24 Nisan 2024 Çarşamba / 16 Sevval 1445

Sinemayı bırak politikaya bak!

Tamamı Almanlardan oluşan Frankfurt Türk Film Festivali jürisi 7 ödülden 5’ini ‘Jin’e verince ‘Alman jürisi sinemayı değil politikayı önemsedi’ değerlendirmesi yapıldı. Ancak yurtdışı festivalleri, ödüllerden de öte sosyal işlevleriyle öne çıkıyor.

Bedir Acar16 Eylül 2014 Salı 07:00 - Güncelleme:
Sinemayı bırak politikaya bak!

Bu yıl 14’üncüsü gerçekleşen Frankfurt Türk Film Festivali’nin galibi, ‘En İyi Film’ dahil beş dalda ödül kazanan Reha Erdem imzalı ‘Jin’ filmi oldu. Reha Erdem ise aynı filmle ‘En İyi Yönetmen’ ödülüne layık görüldü.

Festival’de jüri üyelerinin tamamını Alman sinema sektöründen isimler oluşturdu. Sinema yazarı Murat Tolga Şen, ödüllerin neredeyse tamamının Jin’e gitmesini şöyle değerlendiriyor: “Jüri kararlarını sorgulamıyorum, lakin burada beni şaşırtmayan ama düşündüren bir sonuç var; Jin’in, karşısında Yozgat Blues, Sen Aydınlatırsın Geceyi, Daire, Köksüz gibi iddialı filmler varken, festivalin neredeyse tüm ödüllerini toplaması tamamı Almanlardan oluşan jürinin ruh halini anlamak istememe yol açtı. Jin önemli bir film ama epey eksik tarafları var. Görünen o ki, Alman jüri sinemayı değil politikayı önemsedi.”

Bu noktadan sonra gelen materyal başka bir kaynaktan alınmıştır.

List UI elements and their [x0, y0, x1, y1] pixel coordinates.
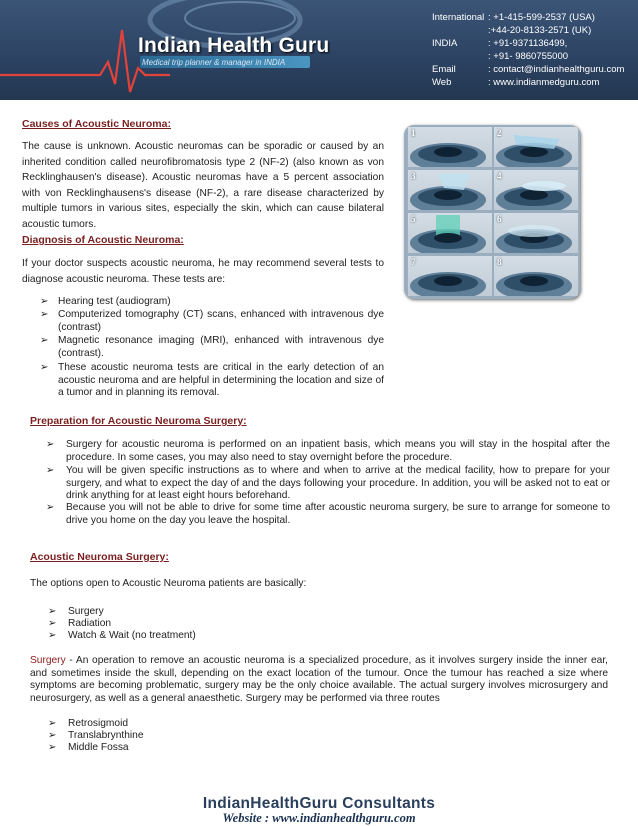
footer-website-link[interactable]: Website : www.indianhealthguru.com	[222, 811, 416, 825]
eye-illustration-icon	[494, 170, 578, 210]
step-panel	[494, 127, 578, 167]
causes-heading: Causes of Acoustic Neuroma:	[22, 118, 171, 130]
list-item: ➢ Translabrynthine	[48, 730, 144, 741]
bullet-arrow-icon: ➢	[48, 742, 57, 753]
contact-label: Web	[432, 77, 452, 88]
bullet-arrow-icon: ➢	[40, 362, 49, 373]
brand-name: Indian Health Guru	[138, 34, 330, 57]
step-panel	[494, 213, 578, 253]
list-item: ➢ Hearing test (audiogram)	[40, 296, 171, 307]
bullet-arrow-icon: ➢	[46, 439, 55, 450]
contact-info	[432, 11, 624, 89]
contact-label: International	[432, 12, 485, 23]
contact-row	[432, 63, 624, 76]
brand-tagline: Medical trip planner & manager in INDIA	[142, 58, 286, 67]
surgery-label: Surgery	[30, 655, 66, 666]
bullet-arrow-icon: ➢	[46, 465, 55, 476]
step-panel	[494, 170, 578, 210]
contact-label: Email	[432, 64, 456, 75]
surgery-heading: Acoustic Neuroma Surgery:	[30, 551, 169, 563]
contact-value: : +91-9371136499,	[488, 38, 568, 49]
step-number: 5	[411, 214, 416, 224]
list-item: ➢ Magnetic resonance imaging (MRI), enhanced with intravenous dye (contrast).	[40, 335, 384, 359]
step-number: 1	[411, 128, 416, 138]
eye-illustration-icon	[494, 256, 578, 296]
list-item: ➢ Middle Fossa	[48, 742, 129, 753]
diagnosis-intro: If your doctor suspects acoustic neuroma, he may recommend several tests to diagnose acoustic neuroma. These tests are:	[22, 258, 384, 285]
list-item: ➢ Radiation	[48, 618, 112, 629]
step-number: 7	[411, 257, 416, 267]
page-header	[0, 0, 638, 100]
diagnosis-heading: Diagnosis of Acoustic Neuroma:	[22, 234, 184, 246]
eye-illustration-icon	[408, 256, 492, 296]
step-number: 8	[497, 257, 502, 267]
contact-row	[432, 11, 624, 24]
bullet-arrow-icon: ➢	[46, 502, 55, 513]
contact-web-link[interactable]: : www.indianmedguru.com	[488, 77, 600, 88]
bullet-arrow-icon: ➢	[48, 630, 57, 641]
step-panel	[494, 256, 578, 296]
contact-row	[432, 37, 624, 50]
bullet-arrow-icon: ➢	[48, 730, 57, 741]
list-item: ➢ Surgery for acoustic neuroma is performed on an inpatient basis, which means you will stay in the hospital after the procedure. In some cases, you may also need to stay overnight before the procedure.	[46, 439, 610, 463]
bullet-arrow-icon: ➢	[48, 618, 57, 629]
contact-label: INDIA	[432, 38, 458, 49]
step-number: 4	[497, 171, 502, 181]
contact-row	[432, 50, 624, 63]
list-item: ➢ You will be given specific instructions as to where and when to arrive at the medical facility, how to prepare for your surgery, and what to expect the day of and the days following your procedure. In addition, you will be asked not to eat or drink anything for at least eight hours beforehand.	[46, 465, 610, 502]
eye-illustration-icon	[408, 170, 492, 210]
contact-row	[432, 76, 624, 89]
step-panel	[408, 213, 492, 253]
eye-illustration-icon	[494, 213, 578, 253]
eye-illustration-icon	[494, 127, 578, 167]
list-item: ➢ Because you will not be able to drive for some time after acoustic neuroma surgery, be sure to arrange for someone to drive you home on the day you leave the hospital.	[46, 502, 610, 526]
bullet-arrow-icon: ➢	[48, 718, 57, 729]
step-number: 3	[411, 171, 416, 181]
contact-value: : +91- 9860755000	[488, 51, 569, 62]
list-item: ➢ Watch & Wait (no treatment)	[48, 630, 196, 641]
surgery-description	[30, 655, 608, 706]
contact-value: :+44-20-8133-2571 (UK)	[488, 25, 592, 36]
step-number: 2	[497, 128, 502, 138]
eye-illustration-icon	[408, 213, 492, 253]
surgery-description-text: - An operation to remove an acoustic neuroma is a specialized procedure, as it involves surgery inside the inner ear, and sometimes inside the skull, depending on the exact location of the tumour. Once the tumour has reached a size where symptoms are becoming problematic, surgery may be the only choice available. The actual surgery involves microsurgery and neurosurgery, as well as a general anaesthetic. Surgery may be performed via three routes	[30, 655, 608, 705]
list-item: ➢ Retrosigmoid	[48, 718, 129, 729]
preparation-heading: Preparation for Acoustic Neuroma Surgery:	[30, 415, 247, 427]
bullet-arrow-icon: ➢	[40, 335, 49, 346]
bullet-arrow-icon: ➢	[40, 296, 49, 307]
step-panel	[408, 170, 492, 210]
step-number: 6	[497, 214, 502, 224]
causes-paragraph: The cause is unknown. Acoustic neuromas can be sporadic or caused by an inherited condition called neurofibromatosis type 2 (NF-2) (also known as von Recklinghausen's disease). Acoustic neuromas have a 5 percent association with von Recklinghausens's disease (NF-2), a rare disease characterized by multiple tumors in various sites, especially the skin, which can cause bilateral acoustic tumors.	[22, 141, 384, 230]
bullet-arrow-icon: ➢	[40, 309, 49, 320]
eye-illustration-icon	[408, 127, 492, 167]
list-item: ➢ These acoustic neuroma tests are critical in the early detection of an acoustic neuroma and are helpful in determining the location and size of a tumor and in planning its removal.	[40, 362, 384, 399]
step-panel	[408, 256, 492, 296]
step-panel	[408, 127, 492, 167]
contact-row	[432, 24, 624, 37]
bullet-arrow-icon: ➢	[48, 606, 57, 617]
contact-email[interactable]: : contact@indianhealthguru.com	[488, 64, 625, 75]
list-item: ➢ Computerized tomography (CT) scans, enhanced with intravenous dye (contrast)	[40, 309, 384, 333]
list-item: ➢ Surgery	[48, 606, 104, 617]
page-footer	[0, 795, 638, 826]
surgery-steps-illustration	[404, 125, 580, 299]
contact-value: : +1-415-599-2537 (USA)	[488, 12, 595, 23]
footer-title: IndianHealthGuru Consultants	[202, 795, 436, 812]
surgery-intro: The options open to Acoustic Neuroma patients are basically:	[30, 578, 307, 589]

Şen’in Medyaradar’da yazdıklarına ilginç bir görüş daha yansıyor. O da festival filmlerinin tamamını izleyen bir Alman’ın eleştirisi: “Filmleriniz güzel ama çok depresif!..”

Bunlar işin görünen kısmı; madalyonun arka yüzüne de bakalım... Bir ülkenin uluslar arası alanlardaki yarışı sadece ekonomik büyüklük ve siyasal etkinlikten ibaret kalmıyor. Ülkeler aynı zamanda bilim, kültür sanat ve spordaki başarılarıyla da hareket kabiliyetini artırıyor. Bu bağlamda ülkemizin tanıtımı için yurt dışında düzenlenen Türk film festivalleri de önemli bir tanıtım faaliyeti olduğu kadar, çeşitli ülkelerde yaşayan vatandaşlarımıza özgüven de aşılıyor. Kültür Bakanlığı bu festivallere destek veriyor. Roma’dan Boston’a Paris’ten Frankurt’a kadar pek çok önemli Avrupa şehrinde Türk filmleri gösteriliyor. Bu açıdan bakıldığında festivallerin bir değil birkaç işlevi var. Sözgelimi, Frankfurt’ta yaşayan insanlarımıza özgüven aşılıyor. Çoğunluğu genç insanlardan oluşan festival çalışanları; kimisi okulundan, kimisi işinden izin alarak gelip festivalde gönüllü çalışıyorsa bunun sebebleri var. Birincisi aidiyet duygusu, ikincisi etkinliğe vatan hizmeti olarak sahip çıkma bilinci. İkisi de çok değerli.

Oradaki Türk varlığı Almanlar tarafından da görmezden gelinemiyor. Örneğin Frankfurt’ta Türkler tarafından aynı akşam iki farklı yerde kültürel etkinlik düzenleniyor ve Belediye Başkanı bir etkinlikten ötekine koşarak geliyor. Avrupa’nın gözünde eskiden beri var olan ‘işçi Türk’ imajı işte böyle böyle yıkılmış olacak.